3. Posizionamento degli animali

  1. Posizionare il soggetto in posizione prona con la testa sollevata e stabilizzata con sacchi di sabbia fino a quando l'osso frontale non è quasi orizzontale per garantire un posizionamento ottimale.
    NOTA: Assicurarsi che la testa sia leggermente immobilizzata per evitare movimenti indesiderati.
  2. Radere i peli dal sito chirurgico usando un rifinitore o un rasoio.

4. Preparazione delle attrezzature chirurgiche

  1. Preparare l'attrezzatura chirurgica come indicato nella Tabella dei materiali.

5. Esposizione dell'osso frontale

  1. Identificare la prominenza nucale e l'aspetto caudale di ciascuna cresta orbitale superiore (Figura 1) per definire la linea mediana sagittale prevista.
  2. Inizia con un'incisione sulla linea mediana usando il bisturi n. 24 per tagliare sia la pelle che la galea aponeurotica sul periostio dell'osso frontale.
  3. Asciugare il sangue con tamponi chirurgici.
  4. Separare gradualmente la galea aponeurotica dall'osso frontale sottostante attorno all'incisione utilizzando un rongeur appiattito da 12 mm.
  5. Utilizzare un divaricatore chirurgico per separare la galea aponeurotica ed esporre l'osso frontale sottostante (Figura 2).

6. Identificazione dei punti di riferimento anatomici dell'osso frontale esposto

  1. Identificare la sutura sagittale come riferimento per la linea mediana anatomica e la sutura coronale (Figura 2).
  2. Identificare le tre strutture ossee attraverso la palpazione manuale: la prominenza nucale e l'aspetto caudale di entrambe le creste orbitali superiori (Figura 1 e Figura 3).
    NOTA: Questi punti di riferimento formano un triangolo all'interno del quale viene eseguita la craniectomia (Figura 1 e Figura 4A).

7. Accesso alla dura madre

  1. Utilizzando un trapano pneumatico ad alta velocità con una fresa diamantata arrotondata (Figura 3A), definire ogni angolo di un rettangolo all'interno dei bordi del triangolo precedentemente definito.
  2. Collegare ogni angolo con una fresa diamantata arrotondata da 4 mm per garantire la corretta posizione dell'apertura (Figura 4B).
  3. Assottigliare gradualmente l'osso frontale con la fresa diamantata arrotondata da 4 mm fino a quando la dura madre è esposta.
    NOTA: Evitare di fare il primo punto di contatto con la dura madre nella linea mediana, corrispondente alla sutura sagittale (Figura 1), poiché qui si trova il grande seno sagittale dorsale.
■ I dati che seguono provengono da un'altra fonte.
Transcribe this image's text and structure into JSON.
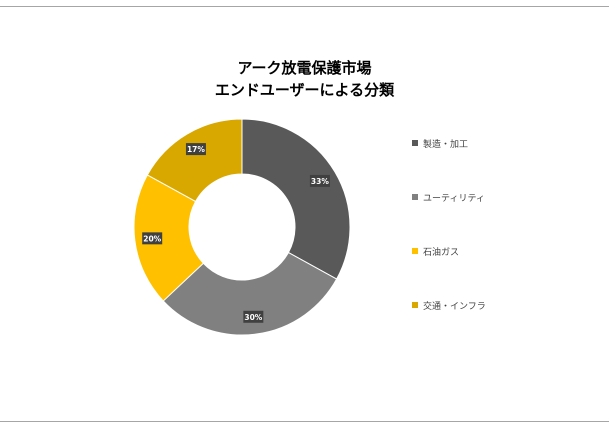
{
  "chart_data": {
    "type": "donut",
    "title_lines": [
      "アーク放電保護市場",
      "エンドユーザーによる分類"
    ],
    "categories": [
      "製造・加工",
      "ユーティリティ",
      "石油ガス",
      "交通・インフラ"
    ],
    "values": [
      33,
      30,
      20,
      17
    ],
    "labels": [
      "33%",
      "30%",
      "20%",
      "17%"
    ],
    "colors": [
      "#595959",
      "#808080",
      "#ffc000",
      "#d9a800"
    ],
    "legend_position": "right"
  }
}
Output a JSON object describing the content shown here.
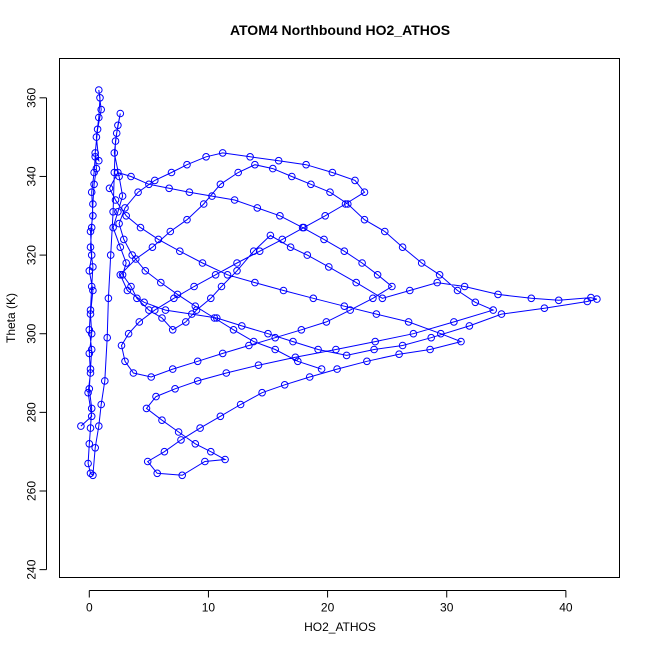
{
  "chart_data": {
    "type": "line",
    "title": "ATOM4 Northbound HO2_ATHOS",
    "xlabel": "HO2_ATHOS",
    "ylabel": "Theta (K)",
    "xlim": [
      -2.5,
      44.5
    ],
    "ylim": [
      238,
      370
    ],
    "xticks": [
      0,
      10,
      20,
      30,
      40
    ],
    "yticks": [
      240,
      260,
      280,
      300,
      320,
      340,
      360
    ],
    "grid": false,
    "legend": "none",
    "color": "#0000ff",
    "marker": "open-circle",
    "series": [
      {
        "values": [
          [
            -0.7,
            276.5
          ],
          [
            0.2,
            279
          ],
          [
            -0.1,
            285
          ],
          [
            0.1,
            290
          ],
          [
            0.0,
            295
          ],
          [
            0.2,
            300
          ],
          [
            0.1,
            305
          ],
          [
            0.3,
            311
          ],
          [
            0.0,
            316
          ],
          [
            0.2,
            320
          ],
          [
            0.1,
            326
          ],
          [
            0.3,
            330
          ],
          [
            0.2,
            336
          ],
          [
            0.4,
            341
          ],
          [
            0.5,
            345
          ],
          [
            0.8,
            344
          ],
          [
            0.6,
            350
          ],
          [
            0.8,
            355
          ],
          [
            0.9,
            360
          ],
          [
            0.8,
            362
          ],
          [
            1.0,
            357
          ],
          [
            0.7,
            352
          ],
          [
            0.5,
            346
          ],
          [
            0.6,
            342
          ],
          [
            0.4,
            338
          ],
          [
            0.3,
            333
          ],
          [
            0.2,
            327
          ],
          [
            0.1,
            322
          ],
          [
            0.3,
            317
          ],
          [
            0.2,
            312
          ],
          [
            0.1,
            306
          ],
          [
            0.0,
            301
          ],
          [
            0.2,
            296
          ],
          [
            0.1,
            291
          ],
          [
            0.0,
            286
          ],
          [
            0.2,
            281
          ],
          [
            0.1,
            276
          ],
          [
            0.0,
            272
          ],
          [
            -0.1,
            267
          ],
          [
            0.1,
            264.5
          ],
          [
            0.3,
            264
          ],
          [
            0.5,
            271
          ],
          [
            0.8,
            276.5
          ],
          [
            1.0,
            282
          ],
          [
            1.3,
            288
          ],
          [
            1.5,
            299
          ],
          [
            1.6,
            309
          ],
          [
            1.8,
            320
          ],
          [
            2.0,
            331
          ],
          [
            2.1,
            341
          ],
          [
            2.2,
            349
          ],
          [
            2.4,
            353
          ],
          [
            2.6,
            356
          ],
          [
            2.3,
            351
          ],
          [
            2.1,
            346
          ],
          [
            2.5,
            340
          ],
          [
            2.8,
            335
          ],
          [
            2.4,
            331
          ],
          [
            2.0,
            327
          ],
          [
            2.6,
            322
          ],
          [
            3.1,
            318
          ],
          [
            2.8,
            315
          ],
          [
            3.5,
            312
          ],
          [
            4.0,
            309
          ],
          [
            5.0,
            306
          ],
          [
            6.1,
            304
          ],
          [
            7.0,
            301
          ],
          [
            8.1,
            303
          ],
          [
            9.0,
            306
          ],
          [
            10.2,
            309
          ],
          [
            11.1,
            312
          ],
          [
            12.4,
            316
          ],
          [
            13.8,
            321
          ],
          [
            15.2,
            325
          ],
          [
            16.9,
            322
          ],
          [
            18.3,
            320
          ],
          [
            20.1,
            317
          ],
          [
            22.4,
            313
          ],
          [
            24.6,
            309
          ],
          [
            26.9,
            311
          ],
          [
            29.2,
            313
          ],
          [
            31.5,
            312
          ],
          [
            34.3,
            310
          ],
          [
            37.1,
            309
          ],
          [
            39.4,
            308.5
          ],
          [
            42.1,
            309.2
          ],
          [
            42.6,
            308.8
          ],
          [
            41.8,
            308.2
          ],
          [
            38.2,
            306.5
          ],
          [
            34.6,
            305
          ],
          [
            31.9,
            302
          ],
          [
            28.7,
            299
          ],
          [
            26.3,
            297
          ],
          [
            23.9,
            296
          ],
          [
            21.6,
            294.5
          ],
          [
            19.2,
            296
          ],
          [
            17.1,
            298
          ],
          [
            15.0,
            300
          ],
          [
            12.8,
            302
          ],
          [
            10.7,
            304
          ],
          [
            8.6,
            305
          ],
          [
            6.4,
            306
          ],
          [
            4.6,
            308
          ],
          [
            3.2,
            311
          ],
          [
            2.6,
            315
          ],
          [
            3.9,
            319
          ],
          [
            5.3,
            322
          ],
          [
            6.8,
            326
          ],
          [
            8.2,
            329
          ],
          [
            9.6,
            333
          ],
          [
            11.0,
            338
          ],
          [
            12.5,
            341
          ],
          [
            13.9,
            343
          ],
          [
            15.4,
            342
          ],
          [
            17.0,
            340
          ],
          [
            18.6,
            338
          ],
          [
            20.2,
            336
          ],
          [
            21.7,
            333
          ],
          [
            23.1,
            329
          ],
          [
            24.8,
            326
          ],
          [
            26.3,
            322
          ],
          [
            27.9,
            318
          ],
          [
            29.4,
            315
          ],
          [
            30.9,
            311
          ],
          [
            32.4,
            308
          ],
          [
            33.9,
            306
          ],
          [
            30.6,
            303
          ],
          [
            27.2,
            300
          ],
          [
            24.0,
            298
          ],
          [
            20.7,
            296
          ],
          [
            17.3,
            294
          ],
          [
            14.2,
            292
          ],
          [
            11.5,
            290
          ],
          [
            9.1,
            288
          ],
          [
            7.2,
            286
          ],
          [
            5.6,
            284
          ],
          [
            4.8,
            281
          ],
          [
            6.1,
            278
          ],
          [
            7.5,
            275
          ],
          [
            8.9,
            272
          ],
          [
            10.2,
            270
          ],
          [
            11.4,
            268
          ],
          [
            9.7,
            267.5
          ],
          [
            7.8,
            264
          ],
          [
            5.7,
            264.5
          ],
          [
            4.9,
            267.5
          ],
          [
            6.3,
            270
          ],
          [
            7.7,
            273
          ],
          [
            9.3,
            276
          ],
          [
            11.0,
            279
          ],
          [
            12.7,
            282
          ],
          [
            14.5,
            285
          ],
          [
            16.4,
            287
          ],
          [
            18.5,
            289
          ],
          [
            20.8,
            291
          ],
          [
            23.3,
            293
          ],
          [
            26.0,
            294.8
          ],
          [
            28.6,
            296
          ],
          [
            31.2,
            298
          ],
          [
            29.5,
            300
          ],
          [
            26.8,
            303
          ],
          [
            24.1,
            305
          ],
          [
            21.4,
            307
          ],
          [
            18.8,
            309
          ],
          [
            16.3,
            311
          ],
          [
            13.9,
            313
          ],
          [
            11.6,
            315
          ],
          [
            9.5,
            318
          ],
          [
            7.6,
            321
          ],
          [
            5.8,
            324
          ],
          [
            4.3,
            327
          ],
          [
            3.1,
            330
          ],
          [
            2.2,
            334
          ],
          [
            1.7,
            337
          ],
          [
            2.4,
            341
          ],
          [
            3.5,
            340
          ],
          [
            5.0,
            338
          ],
          [
            6.7,
            337
          ],
          [
            8.4,
            336
          ],
          [
            10.3,
            335
          ],
          [
            12.2,
            334
          ],
          [
            14.1,
            332
          ],
          [
            16.0,
            330
          ],
          [
            17.9,
            327
          ],
          [
            19.7,
            324
          ],
          [
            21.4,
            321
          ],
          [
            22.9,
            318
          ],
          [
            24.2,
            315
          ],
          [
            25.4,
            312
          ],
          [
            23.8,
            309
          ],
          [
            21.9,
            306
          ],
          [
            19.9,
            303
          ],
          [
            17.8,
            301
          ],
          [
            15.6,
            299
          ],
          [
            13.4,
            297
          ],
          [
            11.2,
            295
          ],
          [
            9.1,
            293
          ],
          [
            7.0,
            291
          ],
          [
            5.2,
            289
          ],
          [
            3.7,
            290
          ],
          [
            3.0,
            293
          ],
          [
            2.7,
            297
          ],
          [
            3.3,
            300
          ],
          [
            4.2,
            303
          ],
          [
            5.5,
            306
          ],
          [
            7.1,
            309
          ],
          [
            8.8,
            312
          ],
          [
            10.6,
            315
          ],
          [
            12.4,
            318
          ],
          [
            14.3,
            321
          ],
          [
            16.2,
            324
          ],
          [
            18.0,
            327
          ],
          [
            19.8,
            330
          ],
          [
            21.5,
            333
          ],
          [
            23.1,
            336
          ],
          [
            22.3,
            339
          ],
          [
            20.4,
            341
          ],
          [
            18.2,
            343
          ],
          [
            15.9,
            344
          ],
          [
            13.5,
            345
          ],
          [
            11.2,
            346
          ],
          [
            9.8,
            345
          ],
          [
            8.2,
            343
          ],
          [
            6.9,
            341
          ],
          [
            5.5,
            339
          ],
          [
            4.1,
            336
          ],
          [
            3.0,
            332
          ],
          [
            2.5,
            328
          ],
          [
            2.9,
            324
          ],
          [
            3.6,
            320
          ],
          [
            4.7,
            316
          ],
          [
            6.0,
            313
          ],
          [
            7.4,
            310
          ],
          [
            8.9,
            307
          ],
          [
            10.5,
            304
          ],
          [
            12.1,
            301
          ],
          [
            13.8,
            298
          ],
          [
            15.6,
            296
          ],
          [
            17.5,
            293
          ],
          [
            19.5,
            291
          ]
        ]
      }
    ]
  }
}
La perforazione a questo punto può causare un'emorragia venosa significativa.
  4. Utilizzare il primo punto di contatto con la dura madre per valutare visivamente lo spessore dell'osso frontale rimanente.
  5. Continuare ad assottigliare con cura l'osso frontale nel rettangolo definito utilizzando la fresa diamantata arrotondata da 4 mm.
    NOTA: Conservare la polvere ossea per una successiva emostasi di sanguinamento dalle vene o spongiosa esposta dell'osso frontale.
  6. Far scorrere un dissettore di 3 mm sotto l'osso sufficientemente assottigliato attorno alla placca ossea e staccarlo con una leggera pressione manuale per espandere l'apertura fino alla dura madre.
    NOTA: Alternare tra la perforazione e la scheggiatura dell'osso fino a quando non sono esposti più punti della dura madre attorno alla placca ossea.
  7. Applicare soluzione fisiologica sterile con una siringa per liberare la visuale.
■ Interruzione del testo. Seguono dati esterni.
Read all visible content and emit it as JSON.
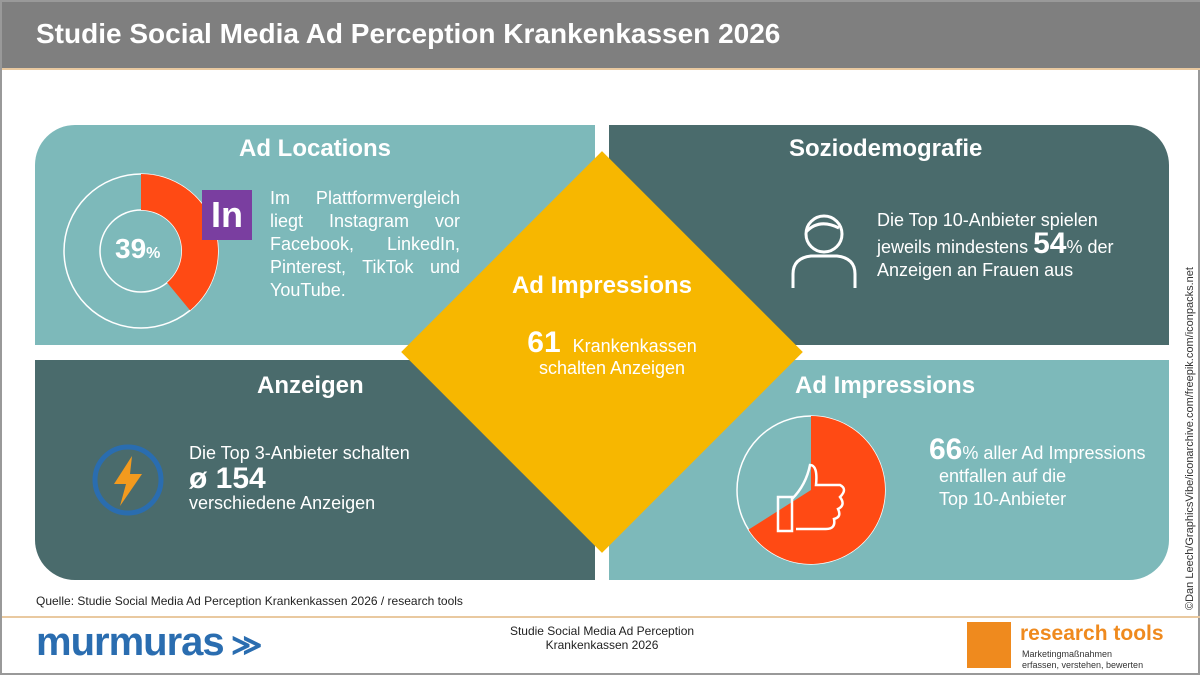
{
  "header": {
    "title": "Studie Social Media Ad Perception Krankenkassen 2026"
  },
  "ad_locations": {
    "title": "Ad Locations",
    "percent": "39",
    "percent_sign": "%",
    "percent_value": 39,
    "logo_text": "In",
    "text": "Im Plattformvergleich liegt Instagram vor Facebook, LinkedIn, Pinterest, TikTok und YouTube.",
    "colors": {
      "ring": "#ff4a14",
      "logo": "#7a3ea0"
    }
  },
  "soziodemografie": {
    "title": "Soziodemografie",
    "text1": "Die Top 10-Anbieter spielen",
    "text2": "jeweils mindestens",
    "percent": "54",
    "percent_sign": "%",
    "text3": "der",
    "text4": "Anzeigen  an Frauen aus"
  },
  "center": {
    "title": "Ad Impressions",
    "number": "61",
    "text1": "Krankenkassen",
    "text2": "schalten Anzeigen"
  },
  "anzeigen": {
    "title": "Anzeigen",
    "text1": "Die Top 3-Anbieter schalten",
    "number": "ø 154",
    "text2": "verschiedene Anzeigen"
  },
  "ad_impressions": {
    "title": "Ad Impressions",
    "percent": "66",
    "percent_sign": "%",
    "percent_value": 66,
    "text1": "aller Ad Impressions",
    "text2": "entfallen auf die",
    "text3": "Top 10-Anbieter"
  },
  "footer": {
    "source": "Quelle: Studie Social Media Ad Perception Krankenkassen 2026 / research tools",
    "logo_left": "murmuras",
    "title1": "Studie Social Media Ad Perception",
    "title2": "Krankenkassen 2026",
    "logo_right": "research tools",
    "tagline1": "Marketingmaßnahmen",
    "tagline2": "erfassen, verstehen, bewerten"
  },
  "credit": "©Dan Leech/GraphicsVibe/iconarchive.com/freepik.com/iconpacks.net"
}
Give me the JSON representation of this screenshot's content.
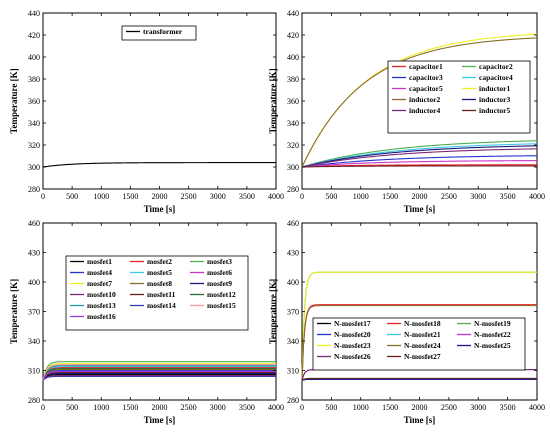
{
  "chart_data": [
    {
      "type": "line",
      "xlabel": "Time [s]",
      "ylabel": "Temperature [K]",
      "xlim": [
        0,
        4000
      ],
      "ylim": [
        280,
        440
      ],
      "xticks": [
        0,
        500,
        1000,
        1500,
        2000,
        2500,
        3000,
        3500,
        4000
      ],
      "yticks": [
        280,
        300,
        320,
        340,
        360,
        380,
        400,
        420,
        440
      ],
      "legend_position": "top-left",
      "legend_cols": 1,
      "series": [
        {
          "name": "transformer",
          "color": "#000000",
          "start": 300,
          "final": 304,
          "tau": 500
        }
      ]
    },
    {
      "type": "line",
      "xlabel": "Time [s]",
      "ylabel": "Temperature [K]",
      "xlim": [
        0,
        4000
      ],
      "ylim": [
        280,
        440
      ],
      "xticks": [
        0,
        500,
        1000,
        1500,
        2000,
        2500,
        3000,
        3500,
        4000
      ],
      "yticks": [
        280,
        300,
        320,
        340,
        360,
        380,
        400,
        420,
        440
      ],
      "legend_position": "center-right",
      "legend_cols": 2,
      "series": [
        {
          "name": "capacitor1",
          "color": "#e8202a",
          "start": 300,
          "final": 302,
          "tau": 800
        },
        {
          "name": "capacitor2",
          "color": "#4caf50",
          "start": 300,
          "final": 326,
          "tau": 1600
        },
        {
          "name": "capacitor3",
          "color": "#2233cc",
          "start": 300,
          "final": 311,
          "tau": 1500
        },
        {
          "name": "capacitor4",
          "color": "#40c8e8",
          "start": 300,
          "final": 323,
          "tau": 1600
        },
        {
          "name": "capacitor5",
          "color": "#cc33cc",
          "start": 300,
          "final": 306,
          "tau": 1200
        },
        {
          "name": "inductor1",
          "color": "#eeee22",
          "start": 300,
          "final": 424,
          "tau": 1100
        },
        {
          "name": "inductor2",
          "color": "#8b6d2a",
          "start": 300,
          "final": 420,
          "tau": 1050
        },
        {
          "name": "inductor3",
          "color": "#1a1a80",
          "start": 300,
          "final": 321,
          "tau": 1600
        },
        {
          "name": "inductor4",
          "color": "#7a2a7a",
          "start": 300,
          "final": 318,
          "tau": 1600
        },
        {
          "name": "inductor5",
          "color": "#6b2020",
          "start": 300,
          "final": 301,
          "tau": 800
        }
      ]
    },
    {
      "type": "line",
      "xlabel": "Time [s]",
      "ylabel": "Temperature [K]",
      "xlim": [
        0,
        4000
      ],
      "ylim": [
        280,
        460
      ],
      "xticks": [
        0,
        500,
        1000,
        1500,
        2000,
        2500,
        3000,
        3500,
        4000
      ],
      "yticks": [
        280,
        310,
        340,
        370,
        400,
        430,
        460
      ],
      "legend_position": "left",
      "legend_cols": 3,
      "series": [
        {
          "name": "mosfet1",
          "color": "#000000",
          "start": 300,
          "final": 306,
          "tau": 60
        },
        {
          "name": "mosfet2",
          "color": "#e8202a",
          "start": 300,
          "final": 313,
          "tau": 60
        },
        {
          "name": "mosfet3",
          "color": "#4caf50",
          "start": 300,
          "final": 319,
          "tau": 60
        },
        {
          "name": "mosfet4",
          "color": "#2233cc",
          "start": 300,
          "final": 310,
          "tau": 60
        },
        {
          "name": "mosfet5",
          "color": "#40c8e8",
          "start": 300,
          "final": 314,
          "tau": 60
        },
        {
          "name": "mosfet6",
          "color": "#cc33cc",
          "start": 300,
          "final": 309,
          "tau": 60
        },
        {
          "name": "mosfet7",
          "color": "#eeee22",
          "start": 300,
          "final": 317,
          "tau": 60
        },
        {
          "name": "mosfet8",
          "color": "#8b6d2a",
          "start": 300,
          "final": 311,
          "tau": 60
        },
        {
          "name": "mosfet9",
          "color": "#1a1a80",
          "start": 300,
          "final": 307,
          "tau": 60
        },
        {
          "name": "mosfet10",
          "color": "#7a2a7a",
          "start": 300,
          "final": 305,
          "tau": 60
        },
        {
          "name": "mosfet11",
          "color": "#6b2020",
          "start": 300,
          "final": 308,
          "tau": 60
        },
        {
          "name": "mosfet12",
          "color": "#2e6b2e",
          "start": 300,
          "final": 312,
          "tau": 60
        },
        {
          "name": "mosfet13",
          "color": "#2a9aaa",
          "start": 300,
          "final": 315,
          "tau": 60
        },
        {
          "name": "mosfet14",
          "color": "#3a3aaa",
          "start": 300,
          "final": 304,
          "tau": 60
        },
        {
          "name": "mosfet15",
          "color": "#ff9a9a",
          "start": 300,
          "final": 316,
          "tau": 60
        },
        {
          "name": "mosfet16",
          "color": "#9a3aee",
          "start": 300,
          "final": 309,
          "tau": 60
        }
      ]
    },
    {
      "type": "line",
      "xlabel": "Time [s]",
      "ylabel": "Temperature [K]",
      "xlim": [
        0,
        4000
      ],
      "ylim": [
        280,
        460
      ],
      "xticks": [
        0,
        500,
        1000,
        1500,
        2000,
        2500,
        3000,
        3500,
        4000
      ],
      "yticks": [
        280,
        310,
        340,
        370,
        400,
        430,
        460
      ],
      "legend_position": "center",
      "legend_cols": 3,
      "series": [
        {
          "name": "N-mosfet17",
          "color": "#000000",
          "start": 300,
          "final": 301,
          "tau": 40
        },
        {
          "name": "N-mosfet18",
          "color": "#e8202a",
          "start": 300,
          "final": 377,
          "tau": 40
        },
        {
          "name": "N-mosfet19",
          "color": "#4caf50",
          "start": 300,
          "final": 410,
          "tau": 40
        },
        {
          "name": "N-mosfet20",
          "color": "#2233cc",
          "start": 300,
          "final": 301,
          "tau": 40
        },
        {
          "name": "N-mosfet21",
          "color": "#40c8e8",
          "start": 300,
          "final": 302,
          "tau": 40
        },
        {
          "name": "N-mosfet22",
          "color": "#cc33cc",
          "start": 300,
          "final": 311,
          "tau": 40
        },
        {
          "name": "N-mosfet23",
          "color": "#eeee22",
          "start": 300,
          "final": 410,
          "tau": 40
        },
        {
          "name": "N-mosfet24",
          "color": "#8b6d2a",
          "start": 300,
          "final": 376,
          "tau": 40
        },
        {
          "name": "N-mosfet25",
          "color": "#1a1a80",
          "start": 300,
          "final": 301,
          "tau": 40
        },
        {
          "name": "N-mosfet26",
          "color": "#7a2a7a",
          "start": 300,
          "final": 311,
          "tau": 40
        },
        {
          "name": "N-mosfet27",
          "color": "#6b2020",
          "start": 300,
          "final": 302,
          "tau": 40
        }
      ]
    }
  ]
}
8. Rimozione della placca ossea

  1. Inserire il dissettore da 3 mm sotto la placca ossea e applicare una pressione graduale verso il basso sull'impugnatura per rompere la placca ossea.
    NOTA: La dura madre sottostante dovrebbe ora essere esposta, rivelando i contorni di entrambi gli emisferi cerebrali (Figura 5 e Figura 6).
  2. Valutare l'integrità della dura madre ispezionando visivamente la presenza di perdite di liquido cerebrospinale (CSF).
    NOTA: Entrambi gli emisferi si eleveranno in pulsazione sincrona se non ci sono difetti significativi nella dura madre.
  3. Arrestare le emorragie venose minori utilizzando polvere ossea conservata o applicando con cura la coagulazione monopolare o bipolare con cauterio a basso voltaggio.
    NOTA: Sono previsti sanguinamenti venosi minori da vene emissarie o diploiche.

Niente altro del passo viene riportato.